2G GSM network has been shut down in some countries and more and more telecommunication carriers are beginning to retire their 2G network towers, like AT&T’s 2G network fully retired by January 2017 and T-mobiles 2G GSM networks by 2020 in favor of their faster 3G and 4G networks. So “2G sunset is coming, what should I do?” Here are the top things you need to know:
What is the 2G sunset and why does it matter?
Carriers are looking to repurpose the towers in their network for 3G and 4G service that delivers much faster speeds and larger bandwidth capable of handling things like video conferences, streaming and other large data packets. So many carriers are taking down their 2G towers.
What will the sunset effect 2G customers?
If you ask “should I worry about the 2G sunset?” of course the answer is Yes.

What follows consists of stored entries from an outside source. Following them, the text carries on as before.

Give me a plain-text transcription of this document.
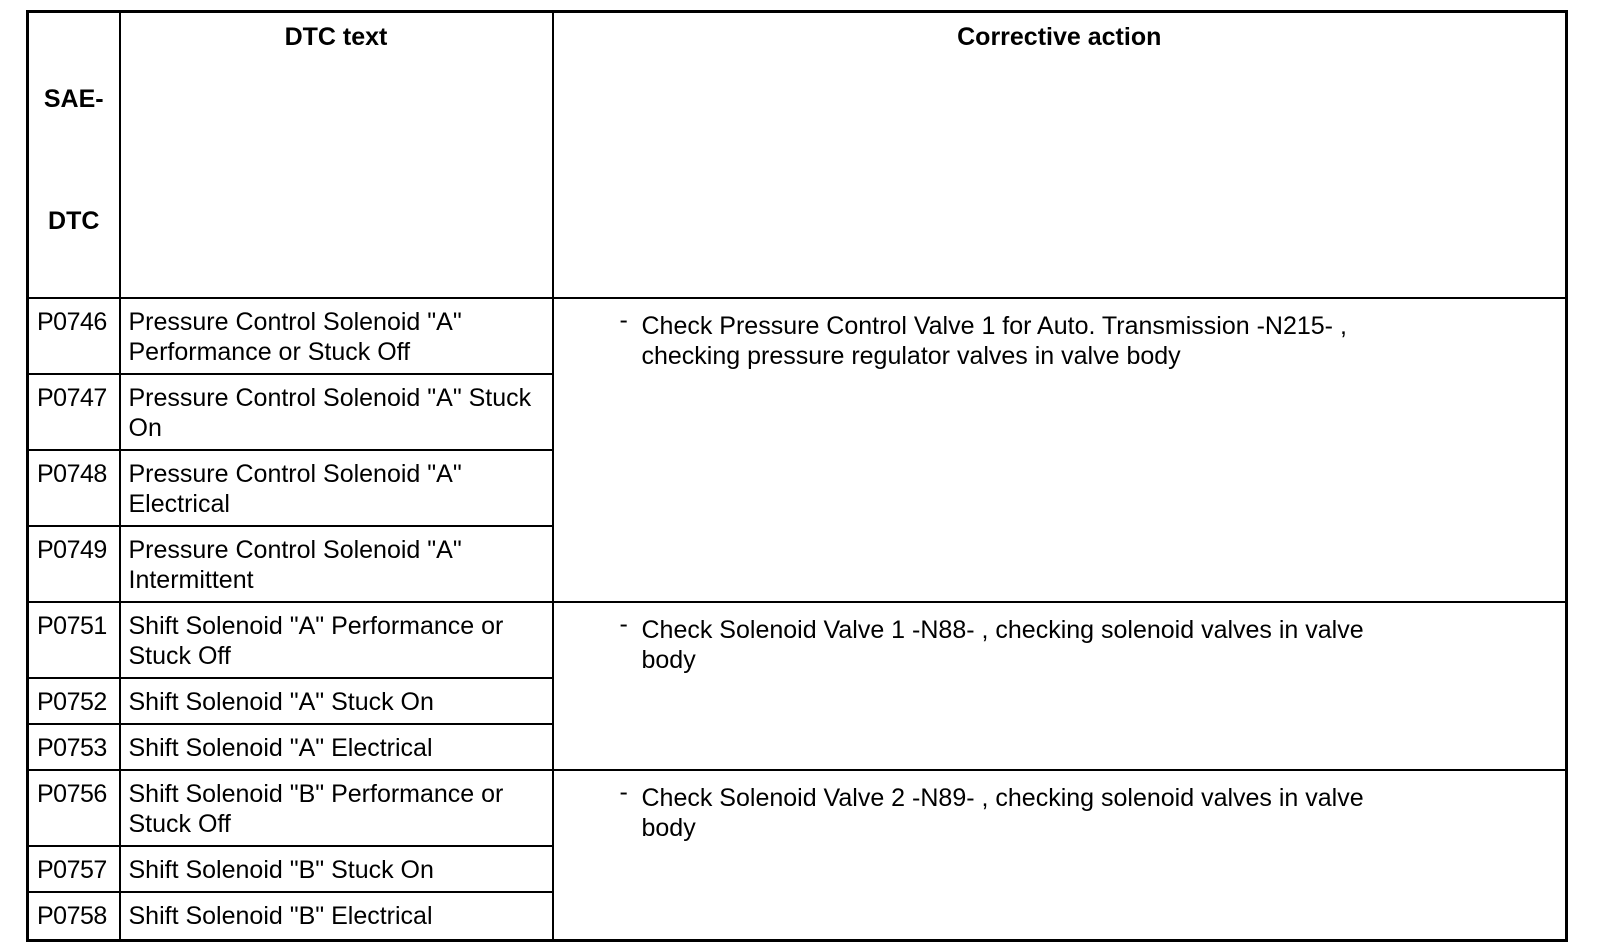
SAE-

DTC	DTC text	Corrective action

P0746	Pressure Control Solenoid "A" Performance or Stuck Off	- Check Pressure Control Valve 1 for Auto. Transmission -N215- , checking pressure regulator valves in valve body

P0747	Pressure Control Solenoid "A" Stuck On	
P0748	Pressure Control Solenoid "A" Electrical	
P0749	Pressure Control Solenoid "A" Intermittent	
P0751	Shift Solenoid "A" Performance or Stuck Off	- Check Solenoid Valve 1 -N88- , checking solenoid valves in valve body

P0752	Shift Solenoid "A" Stuck On	
P0753	Shift Solenoid "A" Electrical	
P0756	Shift Solenoid "B" Performance or Stuck Off	- Check Solenoid Valve 2 -N89- , checking solenoid valves in valve body

P0757	Shift Solenoid "B" Stuck On	
P0758	Shift Solenoid "B" Electrical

AT&T was one of the first to phase out all of its 2G GSM wireless service since January 1, 2017. Several other carriers have also announced plans to eventually sunset 2G. See the carrier 2G shutdown list.
What should I do?
In order to prepare effectively for the 2G sunset, you need to understand what carrier your 2G devices are using and how long that carrier is planning to support them. Contact that provider to understand their roadmap for the 2G sunset and to ensure you are purchasing for an appropriate timeframe on that 2G GSM network. If your carrier has no 2G sunset plan yet, you can keep purchasing GSM network product. If your carrier already has the sunset plan, upgrade to 3G products soon.

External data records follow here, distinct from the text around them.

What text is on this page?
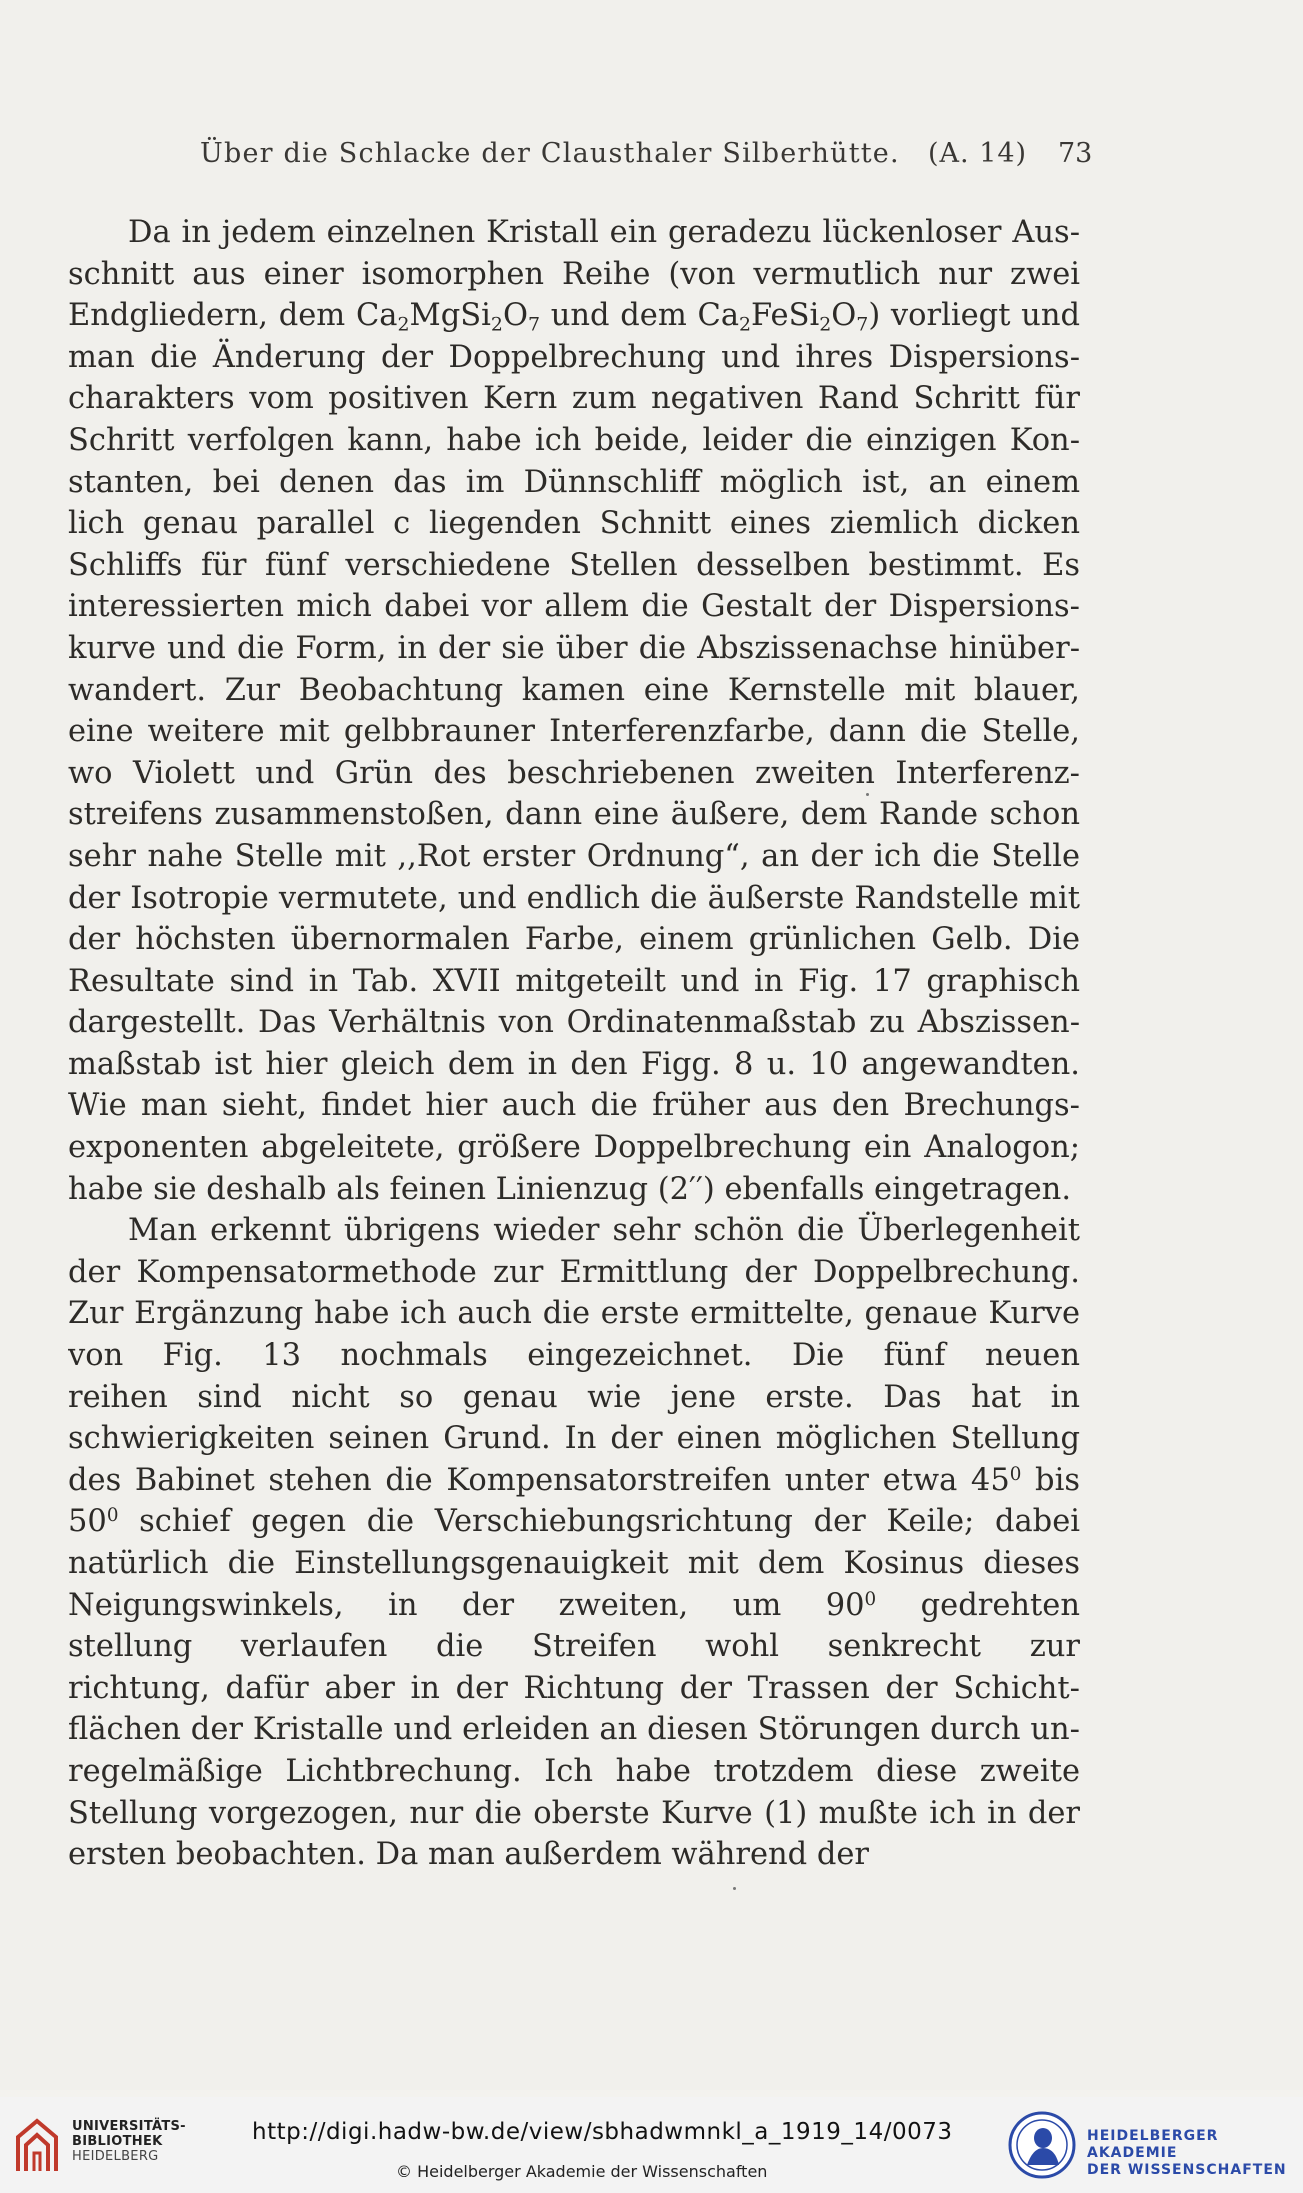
Über die Schlacke der Clausthaler Silberhütte. (A. 14) 73
Da in jedem einzelnen Kristall ein geradezu lückenloser Aus-
schnitt aus einer isomorphen Reihe (von vermutlich nur zwei
Endgliedern, dem $Ca_2MgSi_2O_7$ und dem $Ca_2FeSi_2O_7$) vorliegt und
man die Änderung der Doppelbrechung und ihres Dispersions-
charakters vom positiven Kern zum negativen Rand Schritt für
Schritt verfolgen kann, habe ich beide, leider die einzigen Kon-
stanten, bei denen das im Dünnschliff möglich ist, an einem
lich genau parallel c liegenden Schnitt eines ziemlich dicken
Schliffs für fünf verschiedene Stellen desselben bestimmt. Es
interessierten mich dabei vor allem die Gestalt der Dispersions-
kurve und die Form, in der sie über die Abszissenachse hinüber-
wandert. Zur Beobachtung kamen eine Kernstelle mit blauer,
eine weitere mit gelbbrauner Interferenzfarbe, dann die Stelle,
wo Violett und Grün des beschriebenen zweiten Interferenz-
streifens zusammenstoßen, dann eine äußere, dem Rande schon
sehr nahe Stelle mit ,,Rot erster Ordnung“, an der ich die Stelle
der Isotropie vermutete, und endlich die äußerste Randstelle mit
der höchsten übernormalen Farbe, einem grünlichen Gelb. Die
Resultate sind in Tab. XVII mitgeteilt und in Fig. 17 graphisch
dargestellt. Das Verhältnis von Ordinatenmaßstab zu Abszissen-
maßstab ist hier gleich dem in den Figg. 8 u. 10 angewandten.
Wie man sieht, findet hier auch die früher aus den Brechungs-
exponenten abgeleitete, größere Doppelbrechung ein Analogon;
habe sie deshalb als feinen Linienzug (2′′) ebenfalls eingetragen.
Man erkennt übrigens wieder sehr schön die Überlegenheit
der Kompensatormethode zur Ermittlung der Doppelbrechung.
Zur Ergänzung habe ich auch die erste ermittelte, genaue Kurve
von Fig. 13 nochmals eingezeichnet. Die fünf neuen
reihen sind nicht so genau wie jene erste. Das hat in
schwierigkeiten seinen Grund. In der einen möglichen Stellung
des Babinet stehen die Kompensatorstreifen unter etwa $45^0$ bis
$50^0$ schief gegen die Verschiebungsrichtung der Keile; dabei
natürlich die Einstellungsgenauigkeit mit dem Kosinus dieses
Neigungswinkels, in der zweiten, um $90^0$ gedrehten
stellung verlaufen die Streifen wohl senkrecht zur
richtung, dafür aber in der Richtung der Trassen der Schicht-
flächen der Kristalle und erleiden an diesen Störungen durch un-
regelmäßige Lichtbrechung. Ich habe trotzdem diese zweite
Stellung vorgezogen, nur die oberste Kurve (1) mußte ich in der
ersten beobachten. Da man außerdem während der
UNIVERSITÄTS-
BIBLIOTHEK
HEIDELBERG
http://digi.hadw-bw.de/view/sbhadwmnkl_a_1919_14/0073
© Heidelberger Akademie der Wissenschaften
HEIDELBERGER AKADEMIE
DER WISSENSCHAFTEN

The 2G sunset is presenting with challenges and complexities. Don’t worry; we can make it easier for you. Yeastar provides 3G/WCDMA-compatible VoIP products: TG-WCDMA gateway and S-Series IPPBX WCDMA module.
Flexible Installation: with modular design in S-Series PBX, you can just change one module to upgrade it without changing PBX.
For MyPBX customers, if you still want to use cellular connectivity, we suggest that you purchase a new TG-WCDMA gateway.
Be 2G-Sunset-ready and able to tap into improvements such as wider reach, more reliable connections and faster network access with Yeastar products!
2G Shutdown List
Telstra shut down their GSM network on 1 December 2016 and was the first mobile provider in Australia to say goodbye to 2G. However, Telstra continues to operate their GSM network on Christmas Island, meaning people who are travelling from Christmas Island to mainland Australia (including Tasmania) will need a device that is compatible with 3G 850MHz (at least) to remain connected.
Optus will shut down their GSM network on 1 April 2017. Optus customers will need a device that is compatible with 3G 900MHz (at least) to remain connected after the switch-off.
Vodafone plans to decommission its legacy GSM network on 30 September 2017.
Rogers Wireless is the only provider offering a 2G network, until 2018.
Singtel, M1, and StarHub will cease 2G services effective 1 April 2017.
Telecommunications in Switzerland is mainly operated by state-owned Swisscom, and the two privately held Salt and Sunrise Communications AG as these companies have a license to operate 2G. Swisscom will cease 2G services due to its “public service requirements” only by 1 January 2021.
Taiwan’s NCC urges 2G users to upgrade by June in 2017.
Various carriers have made announcements that 2G technology in the United States is in the process of being shut down so that carriers can reclaim those radio bands and re-purpose them for newer technologies (e.g. 4G LTE). AT&T’s 2G GSM service was shutdown in Jan-2017. Whereas, T-Mobile US has postponed shutdown of their 2G network until 2020.